Déjà deux mois que notre petit Louis est né. Le temps passe vite et pourtant, j'ai l'impression que sa naissance a eu lieu il y a une éternité. Un souvenir mitigé puisque l'accouchement n'a pas été une partie de plaisir et qu'à cette époque, les incendies en Australie ravageaient les régions environnantes. J'aurais aussi pu intituler cet article : "Louis et son baptême du feu" mais vu les circonstances, faire de l'humour aurait été particulièrement mal venu. Heureusement, notre petit garçon nous comble et ponctue cette période austère par de grands moments de bonheur.

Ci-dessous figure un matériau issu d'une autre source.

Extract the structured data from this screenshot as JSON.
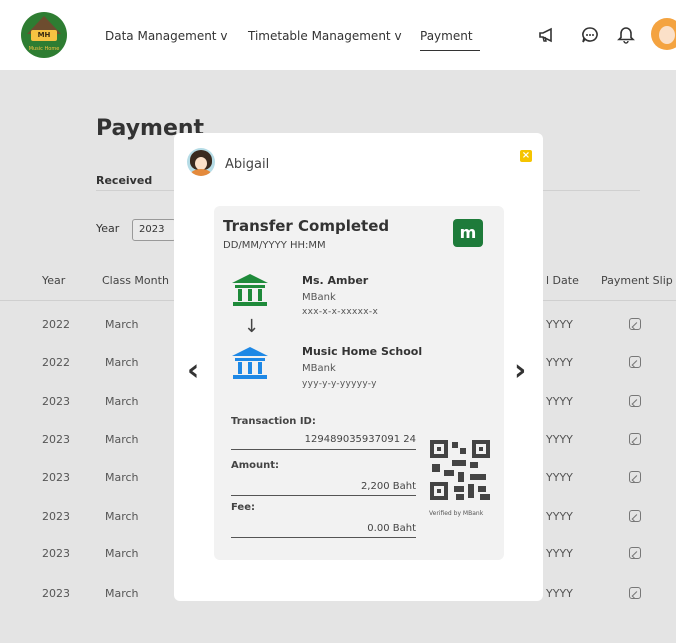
{
  "nav": {
    "logo_text": "MH",
    "logo_subtext": "Music Home",
    "items": [
      {
        "label": "Data Management v"
      },
      {
        "label": "Timetable Management v"
      },
      {
        "label": "Payment"
      }
    ]
  },
  "page": {
    "title": "Payment",
    "tab_received": "Received",
    "year_label": "Year",
    "year_value": "2023",
    "headers": {
      "year": "Year",
      "class_month": "Class Month",
      "approval_date": "l Date",
      "payment_slip": "Payment Slip"
    },
    "rows": [
      {
        "year": "2022",
        "month": "March",
        "date": "YYYY"
      },
      {
        "year": "2022",
        "month": "March",
        "date": "YYYY"
      },
      {
        "year": "2023",
        "month": "March",
        "date": "YYYY"
      },
      {
        "year": "2023",
        "month": "March",
        "date": "YYYY"
      },
      {
        "year": "2023",
        "month": "March",
        "date": "YYYY"
      },
      {
        "year": "2023",
        "month": "March",
        "date": "YYYY"
      },
      {
        "year": "2023",
        "month": "March",
        "date": "YYYY"
      },
      {
        "year": "2023",
        "month": "March",
        "date": "YYYY"
      }
    ]
  },
  "modal": {
    "student_name": "Abigail",
    "close_label": "×",
    "prev_label": "‹",
    "next_label": "›",
    "receipt": {
      "title": "Transfer Completed",
      "datetime": "DD/MM/YYYY HH:MM",
      "bank_logo": "m",
      "from": {
        "name": "Ms. Amber",
        "bank": "MBank",
        "account": "xxx-x-x-xxxxx-x"
      },
      "arrow": "↓",
      "to": {
        "name": "Music Home School",
        "bank": "MBank",
        "account": "yyy-y-y-yyyyy-y"
      },
      "transaction_id_label": "Transaction ID:",
      "transaction_id": "129489035937091 24",
      "amount_label": "Amount:",
      "amount": "2,200 Baht",
      "fee_label": "Fee:",
      "fee": "0.00 Baht",
      "verified": "Verified by MBank"
    }
  },
  "colors": {
    "brand_green": "#1e7b3a",
    "bank_icon_green": "#1e8a3a",
    "bank_icon_blue": "#1e88e5",
    "close_yellow": "#f5c400"
  }
}
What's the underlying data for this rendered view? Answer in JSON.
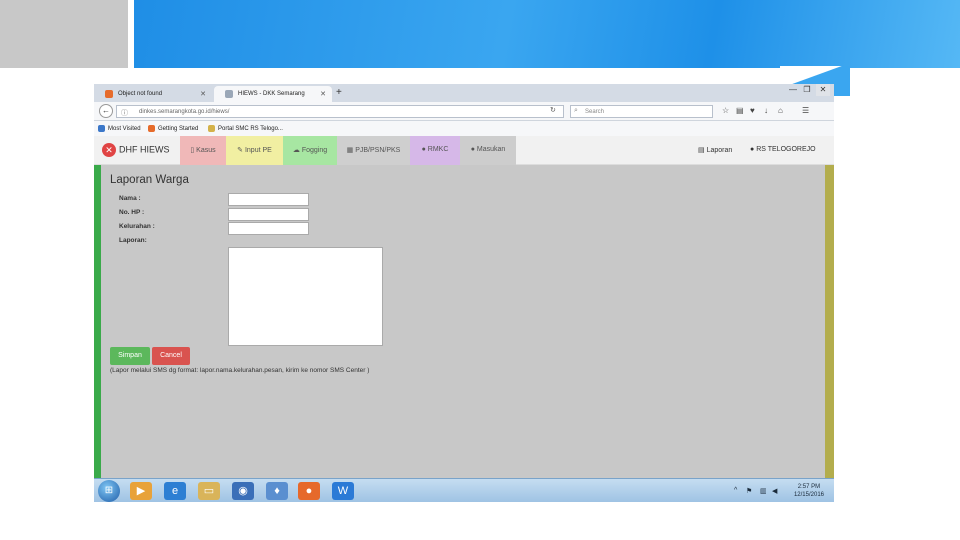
{
  "browser": {
    "tabs": [
      {
        "label": "Object not found"
      },
      {
        "label": "HIEWS - DKK Semarang"
      }
    ],
    "new_tab": "+",
    "window_controls": [
      "—",
      "❐",
      "✕"
    ],
    "url": "dinkes.semarangkota.go.id/hiews/",
    "search_placeholder": "Search",
    "bookmarks": [
      {
        "label": "Most Visited"
      },
      {
        "label": "Getting Started"
      },
      {
        "label": "Portal SMC RS Telogo..."
      }
    ]
  },
  "app": {
    "brand": "DHF HIEWS",
    "menu": [
      {
        "label": "Kasus"
      },
      {
        "label": "Input PE"
      },
      {
        "label": "Fogging"
      },
      {
        "label": "PJB/PSN/PKS"
      },
      {
        "label": "RMKC"
      },
      {
        "label": "Masukan"
      }
    ],
    "right_links": [
      {
        "label": "Laporan"
      },
      {
        "label": "RS TELOGOREJO"
      }
    ]
  },
  "form": {
    "title": "Laporan Warga",
    "fields": [
      {
        "label": "Nama :"
      },
      {
        "label": "No. HP :"
      },
      {
        "label": "Kelurahan :"
      },
      {
        "label": "Laporan:"
      }
    ],
    "save_label": "Simpan",
    "cancel_label": "Cancel",
    "note": "(Lapor melalui SMS dg format: lapor.nama.kelurahan.pesan, kirim ke nomor SMS Center )"
  },
  "taskbar": {
    "time": "2:57 PM",
    "date": "12/15/2016"
  },
  "colors": {
    "accent_blue": "#1f8ee6",
    "green_bar": "#3aaa4a",
    "yellow_bar": "#b3ad4d",
    "save": "#5cb85c",
    "cancel": "#d9534f"
  }
}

Donner naissance est une sacrée expérience. Je suis plutôt tentée d'écrire "terrible" mais je ne peux parler au nom de toutes les femmes qui sont déjà passées par là. Certaines diront même peut-être que ce n'est pas si terrible que ça. Toutes m'ont dit qu'on oublie vite. Ce qui pour moi ne semble pas tout à fait juste. On n'oublie pas qu'on a eu mal, on est juste incapable de décrire la douleur et on ne veut pas effrayer les femmes qui ne sont pas encore passées par là. Le sketch de Florence Foresti sur l'accouchement prend alors tout son sens... Pour faire bref, fissure de la poche des eaux à 20h30, début des contractions à 23h30, arrivée à la maternité à 8h30, contractions jusqu'à 22h30 puis arrêt des contractions. 14 heures de douleur à essayer toutes sortes de positions (debout, sur le côté, dans l'eau, sur le lit, à côté du lit, sur un gros ballon...). Finalement j'ai eu une perfusion d'ocytocine pour que les contractions reprennent. J'ignorais alors que la douleur ressentie auparavant était 5 fois moins intense que ce que j'allais vivre dans les 5 heures qui ont suivi avant la fin de l'accouchement. Mon corps était tellement épuisé que je tombais dans un sommeil profond entre les 2 minutes qui séparaient chaque contraction. Tant de fois j'ai pensé que je ne serai jamais capable de mettre au monde mon enfant. J'ai voulu faire ma maligne en n'ayant pas recours à la péridurale. Maintenant que c'est passé, j'en garde une certaine fierté. J'aurais sûrement dit oui si on m'en avait proposé une aux moments les plus critiques. Finalement Louis est né, en détresse respiratoire car il avait le cordon deux fois enroulé autour du cou. Il est resté 45 minutes sur la table de réanimation avec toute une équipe médicale pour lui administrer les soins nécessaires sous le regard soucieux du papa. Il est maintenant en pleine santé.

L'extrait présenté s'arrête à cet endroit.